The bidirectional relationship between cilia and PCP signaling pathway core protein Vangl2

Abstract

Vangl2, a core component of the PCP signaling pathway, serves as a scaffold protein on the cell membrane, playing a crucial role in organizing protein complexes. Cilia, dynamic structures on the cell surface, carry out a wide range of functions. Research has highlighted a bidirectional regulatory interaction between Vangl2 and cilia, underscoring their interconnected roles in cellular processes. This relationship is demonstrated by the localization of Vangl2 at the base and proximal regions of cilia, where it plays essential roles in ciliary positioning, asymmetric distribution, and ciliogenesis. In contrast, the absence of cilia can disrupt Vangl2-mediated signal transduction processes. This review offers a narrative review of recent research on Vangl2's function in cilia and examines the regulatory effects of cilia on Vangl2-mediated signaling.
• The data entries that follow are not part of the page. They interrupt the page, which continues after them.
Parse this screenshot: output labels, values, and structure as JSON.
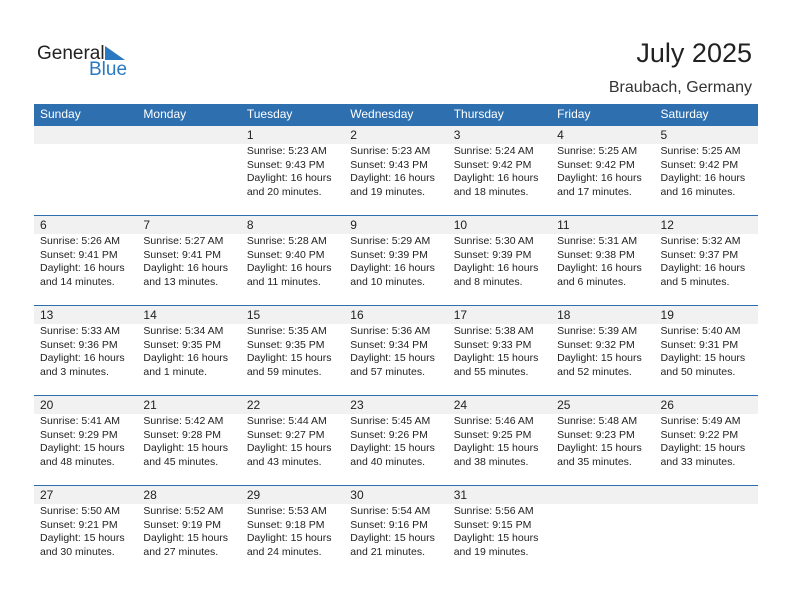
{
  "logo": {
    "word1": "General",
    "word2": "Blue"
  },
  "title": "July 2025",
  "location": "Braubach, Germany",
  "colors": {
    "accent": "#2e6fb0",
    "band": "#f1f1f1"
  },
  "weekdays": [
    "Sunday",
    "Monday",
    "Tuesday",
    "Wednesday",
    "Thursday",
    "Friday",
    "Saturday"
  ],
  "weeks": [
    [
      null,
      null,
      {
        "day": "1",
        "sunrise": "Sunrise: 5:23 AM",
        "sunset": "Sunset: 9:43 PM",
        "daylight1": "Daylight: 16 hours",
        "daylight2": "and 20 minutes."
      },
      {
        "day": "2",
        "sunrise": "Sunrise: 5:23 AM",
        "sunset": "Sunset: 9:43 PM",
        "daylight1": "Daylight: 16 hours",
        "daylight2": "and 19 minutes."
      },
      {
        "day": "3",
        "sunrise": "Sunrise: 5:24 AM",
        "sunset": "Sunset: 9:42 PM",
        "daylight1": "Daylight: 16 hours",
        "daylight2": "and 18 minutes."
      },
      {
        "day": "4",
        "sunrise": "Sunrise: 5:25 AM",
        "sunset": "Sunset: 9:42 PM",
        "daylight1": "Daylight: 16 hours",
        "daylight2": "and 17 minutes."
      },
      {
        "day": "5",
        "sunrise": "Sunrise: 5:25 AM",
        "sunset": "Sunset: 9:42 PM",
        "daylight1": "Daylight: 16 hours",
        "daylight2": "and 16 minutes."
      }
    ],
    [
      {
        "day": "6",
        "sunrise": "Sunrise: 5:26 AM",
        "sunset": "Sunset: 9:41 PM",
        "daylight1": "Daylight: 16 hours",
        "daylight2": "and 14 minutes."
      },
      {
        "day": "7",
        "sunrise": "Sunrise: 5:27 AM",
        "sunset": "Sunset: 9:41 PM",
        "daylight1": "Daylight: 16 hours",
        "daylight2": "and 13 minutes."
      },
      {
        "day": "8",
        "sunrise": "Sunrise: 5:28 AM",
        "sunset": "Sunset: 9:40 PM",
        "daylight1": "Daylight: 16 hours",
        "daylight2": "and 11 minutes."
      },
      {
        "day": "9",
        "sunrise": "Sunrise: 5:29 AM",
        "sunset": "Sunset: 9:39 PM",
        "daylight1": "Daylight: 16 hours",
        "daylight2": "and 10 minutes."
      },
      {
        "day": "10",
        "sunrise": "Sunrise: 5:30 AM",
        "sunset": "Sunset: 9:39 PM",
        "daylight1": "Daylight: 16 hours",
        "daylight2": "and 8 minutes."
      },
      {
        "day": "11",
        "sunrise": "Sunrise: 5:31 AM",
        "sunset": "Sunset: 9:38 PM",
        "daylight1": "Daylight: 16 hours",
        "daylight2": "and 6 minutes."
      },
      {
        "day": "12",
        "sunrise": "Sunrise: 5:32 AM",
        "sunset": "Sunset: 9:37 PM",
        "daylight1": "Daylight: 16 hours",
        "daylight2": "and 5 minutes."
      }
    ],
    [
      {
        "day": "13",
        "sunrise": "Sunrise: 5:33 AM",
        "sunset": "Sunset: 9:36 PM",
        "daylight1": "Daylight: 16 hours",
        "daylight2": "and 3 minutes."
      },
      {
        "day": "14",
        "sunrise": "Sunrise: 5:34 AM",
        "sunset": "Sunset: 9:35 PM",
        "daylight1": "Daylight: 16 hours",
        "daylight2": "and 1 minute."
      },
      {
        "day": "15",
        "sunrise": "Sunrise: 5:35 AM",
        "sunset": "Sunset: 9:35 PM",
        "daylight1": "Daylight: 15 hours",
        "daylight2": "and 59 minutes."
      },
      {
        "day": "16",
        "sunrise": "Sunrise: 5:36 AM",
        "sunset": "Sunset: 9:34 PM",
        "daylight1": "Daylight: 15 hours",
        "daylight2": "and 57 minutes."
      },
      {
        "day": "17",
        "sunrise": "Sunrise: 5:38 AM",
        "sunset": "Sunset: 9:33 PM",
        "daylight1": "Daylight: 15 hours",
        "daylight2": "and 55 minutes."
      },
      {
        "day": "18",
        "sunrise": "Sunrise: 5:39 AM",
        "sunset": "Sunset: 9:32 PM",
        "daylight1": "Daylight: 15 hours",
        "daylight2": "and 52 minutes."
      },
      {
        "day": "19",
        "sunrise": "Sunrise: 5:40 AM",
        "sunset": "Sunset: 9:31 PM",
        "daylight1": "Daylight: 15 hours",
        "daylight2": "and 50 minutes."
      }
    ],
    [
      {
        "day": "20",
        "sunrise": "Sunrise: 5:41 AM",
        "sunset": "Sunset: 9:29 PM",
        "daylight1": "Daylight: 15 hours",
        "daylight2": "and 48 minutes."
      },
      {
        "day": "21",
        "sunrise": "Sunrise: 5:42 AM",
        "sunset": "Sunset: 9:28 PM",
        "daylight1": "Daylight: 15 hours",
        "daylight2": "and 45 minutes."
      },
      {
        "day": "22",
        "sunrise": "Sunrise: 5:44 AM",
        "sunset": "Sunset: 9:27 PM",
        "daylight1": "Daylight: 15 hours",
        "daylight2": "and 43 minutes."
      },
      {
        "day": "23",
        "sunrise": "Sunrise: 5:45 AM",
        "sunset": "Sunset: 9:26 PM",
        "daylight1": "Daylight: 15 hours",
        "daylight2": "and 40 minutes."
      },
      {
        "day": "24",
        "sunrise": "Sunrise: 5:46 AM",
        "sunset": "Sunset: 9:25 PM",
        "daylight1": "Daylight: 15 hours",
        "daylight2": "and 38 minutes."
      },
      {
        "day": "25",
        "sunrise": "Sunrise: 5:48 AM",
        "sunset": "Sunset: 9:23 PM",
        "daylight1": "Daylight: 15 hours",
        "daylight2": "and 35 minutes."
      },
      {
        "day": "26",
        "sunrise": "Sunrise: 5:49 AM",
        "sunset": "Sunset: 9:22 PM",
        "daylight1": "Daylight: 15 hours",
        "daylight2": "and 33 minutes."
      }
    ],
    [
      {
        "day": "27",
        "sunrise": "Sunrise: 5:50 AM",
        "sunset": "Sunset: 9:21 PM",
        "daylight1": "Daylight: 15 hours",
        "daylight2": "and 30 minutes."
      },
      {
        "day": "28",
        "sunrise": "Sunrise: 5:52 AM",
        "sunset": "Sunset: 9:19 PM",
        "daylight1": "Daylight: 15 hours",
        "daylight2": "and 27 minutes."
      },
      {
        "day": "29",
        "sunrise": "Sunrise: 5:53 AM",
        "sunset": "Sunset: 9:18 PM",
        "daylight1": "Daylight: 15 hours",
        "daylight2": "and 24 minutes."
      },
      {
        "day": "30",
        "sunrise": "Sunrise: 5:54 AM",
        "sunset": "Sunset: 9:16 PM",
        "daylight1": "Daylight: 15 hours",
        "daylight2": "and 21 minutes."
      },
      {
        "day": "31",
        "sunrise": "Sunrise: 5:56 AM",
        "sunset": "Sunset: 9:15 PM",
        "daylight1": "Daylight: 15 hours",
        "daylight2": "and 19 minutes."
      },
      null,
      null
    ]
  ]
}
Keywords: Vangl2; WNT/PCP signaling pathway; ciliogenesis; primary cilia.

Figure 1.

Structural organization of Vangl2.

Figure 2.

The architecture of cilia.

Figure 3.

The influence of Vangl2 on ciliary polarity. The asymmetric distribution of core component complexes mediated by Vangl2 establishes planar cell polarity (PCP). The signaling of the latter affects the distribution, assembly, and attachment sites of actin, thereby influencing the polarized localization of cilia.

Figure 4.

The role of Vangl2 in the regulation of ciliogenesis. Vangl2 promotes the disassembly of primary cilia by upregulating DVL2 and enhancing the interaction between DVL2 and KIF2A. Meanwhile, it increases the assembly of primary cilia by downregulating pDVL2 and upregulating the assembly-related proteins BBS8 and IFT88. The balance between these two processes ultimately determines the occurrence of primary cilia.

Figure 5.

The role of primary cilia in Vangl2-mediated PCP pathway signaling. The abnormal state of cilia affects the expression of Vangl2 at the base, which binds to the signaling proteins Prickle and inversin, resulting in reduced activity of DVL and Dsh. This leads to the suppression of the transmission activity of the planar cell polarity (PCP) signaling pathway.